Firma aquí, aquí, aquí y aquí…

¿De verdad son eficaces las recogidas de firmas para combatir las injusticias? Como no estoy seguro de su eficacia o ineficacia, por si acaso, siempre firmo casi todas las que me ofrecen. Decía Borges que había firmado tantos de sus libros que si un día aparecía uno que no estuviese firmado iba a tener un gran valor. Pues igual aparece un día una campaña en la que yo no he firmado y adquiere un gran valor. Al menos como curiosidad.

Pero… ¿en serio sirve de algo tanta firma? Si me atengo a lo que dicen los organizadores, sí, se consigue mucho. Pero si recurro a la lógica, me entran las dudas. ¿De verdad las autoridades, que ignoran las reivindicaciones de manifestaciones multitudinarias en la calle y mandan a los antidisturbios se achantan cuando se recogen varios cientos o miles de firmas?

¿Es verdad que las empresas que despiden a miles de trabajadores y se pasan por el forro sentencias judiciales que sancionan esos despidos como improcedentes, después les tiemblan las piernas cuando unos usuarios indignados recogen unos folios con firmas para quejarse de que se han encontrado un pelo en la sopa?

Porque, reconozcámoslo, nos estamos pasando.
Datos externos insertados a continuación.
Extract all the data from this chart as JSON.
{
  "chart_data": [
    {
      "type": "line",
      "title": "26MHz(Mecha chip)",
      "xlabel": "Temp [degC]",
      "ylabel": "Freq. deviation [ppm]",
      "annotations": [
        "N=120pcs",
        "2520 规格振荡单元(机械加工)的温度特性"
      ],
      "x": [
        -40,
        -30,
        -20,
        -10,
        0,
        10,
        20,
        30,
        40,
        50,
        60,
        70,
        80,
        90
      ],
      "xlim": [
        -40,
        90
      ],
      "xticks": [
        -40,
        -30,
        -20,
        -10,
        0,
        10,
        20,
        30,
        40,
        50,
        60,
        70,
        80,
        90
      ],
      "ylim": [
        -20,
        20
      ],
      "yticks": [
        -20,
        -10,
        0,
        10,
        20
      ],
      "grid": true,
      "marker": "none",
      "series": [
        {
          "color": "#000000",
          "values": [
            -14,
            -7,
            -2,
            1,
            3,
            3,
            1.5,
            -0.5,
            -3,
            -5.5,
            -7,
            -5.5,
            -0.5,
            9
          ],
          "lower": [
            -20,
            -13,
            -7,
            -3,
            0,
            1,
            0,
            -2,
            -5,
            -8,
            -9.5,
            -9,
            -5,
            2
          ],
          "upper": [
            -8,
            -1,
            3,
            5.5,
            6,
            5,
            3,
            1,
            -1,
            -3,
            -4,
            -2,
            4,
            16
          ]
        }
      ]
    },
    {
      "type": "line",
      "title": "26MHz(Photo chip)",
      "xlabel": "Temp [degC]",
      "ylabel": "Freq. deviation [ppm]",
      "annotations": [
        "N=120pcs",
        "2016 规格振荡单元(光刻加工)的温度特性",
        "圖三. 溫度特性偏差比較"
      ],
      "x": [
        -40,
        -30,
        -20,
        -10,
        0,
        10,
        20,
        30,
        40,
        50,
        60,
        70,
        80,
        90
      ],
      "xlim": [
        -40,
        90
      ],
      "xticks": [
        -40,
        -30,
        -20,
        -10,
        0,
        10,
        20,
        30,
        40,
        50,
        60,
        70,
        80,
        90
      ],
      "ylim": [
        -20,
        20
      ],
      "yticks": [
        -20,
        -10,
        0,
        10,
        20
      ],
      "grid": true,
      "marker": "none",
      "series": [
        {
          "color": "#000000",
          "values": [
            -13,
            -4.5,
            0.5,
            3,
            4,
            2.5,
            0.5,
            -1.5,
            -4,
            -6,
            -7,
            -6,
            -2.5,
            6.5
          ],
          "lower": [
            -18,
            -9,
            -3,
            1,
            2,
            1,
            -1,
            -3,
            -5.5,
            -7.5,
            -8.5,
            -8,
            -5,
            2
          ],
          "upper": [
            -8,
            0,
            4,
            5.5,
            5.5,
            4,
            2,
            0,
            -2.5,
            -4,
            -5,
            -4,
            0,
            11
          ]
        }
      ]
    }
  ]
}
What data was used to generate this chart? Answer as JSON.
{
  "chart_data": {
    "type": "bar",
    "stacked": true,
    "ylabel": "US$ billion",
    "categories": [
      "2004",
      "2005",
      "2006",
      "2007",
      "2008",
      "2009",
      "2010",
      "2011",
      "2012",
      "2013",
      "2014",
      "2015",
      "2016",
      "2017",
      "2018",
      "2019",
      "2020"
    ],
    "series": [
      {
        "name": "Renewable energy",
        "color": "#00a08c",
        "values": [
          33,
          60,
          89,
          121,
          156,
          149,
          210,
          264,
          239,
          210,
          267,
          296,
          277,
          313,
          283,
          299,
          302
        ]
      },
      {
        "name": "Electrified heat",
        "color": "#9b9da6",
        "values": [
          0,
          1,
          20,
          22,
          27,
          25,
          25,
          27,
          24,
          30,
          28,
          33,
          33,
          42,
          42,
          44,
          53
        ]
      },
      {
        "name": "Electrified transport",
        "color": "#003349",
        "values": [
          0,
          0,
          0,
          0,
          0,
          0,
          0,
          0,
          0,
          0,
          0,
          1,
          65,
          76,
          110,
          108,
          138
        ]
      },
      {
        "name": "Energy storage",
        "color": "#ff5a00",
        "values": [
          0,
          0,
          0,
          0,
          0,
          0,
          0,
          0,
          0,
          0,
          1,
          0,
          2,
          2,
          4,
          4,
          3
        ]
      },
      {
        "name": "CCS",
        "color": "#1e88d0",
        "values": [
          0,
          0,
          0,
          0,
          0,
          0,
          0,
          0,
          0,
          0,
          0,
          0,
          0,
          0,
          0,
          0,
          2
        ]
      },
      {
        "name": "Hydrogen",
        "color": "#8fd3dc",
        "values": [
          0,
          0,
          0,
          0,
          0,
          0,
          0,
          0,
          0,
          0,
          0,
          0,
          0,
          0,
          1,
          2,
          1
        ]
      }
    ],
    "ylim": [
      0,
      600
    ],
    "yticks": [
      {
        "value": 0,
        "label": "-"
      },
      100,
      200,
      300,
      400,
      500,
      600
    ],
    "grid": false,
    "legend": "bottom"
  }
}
Ya me han llegado hasta recogidas de firmas para protestar para asuntos futboleros. Esas reconozco que no las he leído y no las he firmado. Sólo faltaría recopilar firmas para reencauzar una decisión arbitral que ha dejado en fuera de juego dudoso a Cristiano.

A veces tengo tentaciones de darme de baja de todo esto porque es suficiente con abrir el correo electrónico para que te salte a la cara, como un alien, una indignada militante que te exige la firma para impedir la extinción del gorgojo púrpura de las riberas del Volga medio. Y detrás vienen los fabricantes de trenecitos de hojalata quejándose del precio del latón. O las brujas de toda la vida pidiendo que se prohíba el intrusismo del Halloween.

Por supuesto, al final, no me doy de baja porque cerraría las puertas a las protestas de auténticas salvajadas y las reivindicaciones de peticiones realmente justas. Pero ¿cómo se filtra esto? ¿quién traza la línea? Las propias organizaciones, cuando firmas, te invitan a que protestes de algo y hagas tu propia reivindicación. Me ponen en bandeja que recoja firmas para hacerle tragar la flauta dulce a mi vecinito, ese que practica por las tardes a la hora de la siesta y lleva ya doce años sin pasar de primer curso. Y me contengo. Si esto de verdad sirve de algo, se lo van (nos lo vamos) a cargar por saturación.

Con lo fácil que le habría sido al Ché recoger firmas para hacer la revolución en lugar de irse a las selvas de Bolivia. ¡Qué pena que entonces no hubiese internet!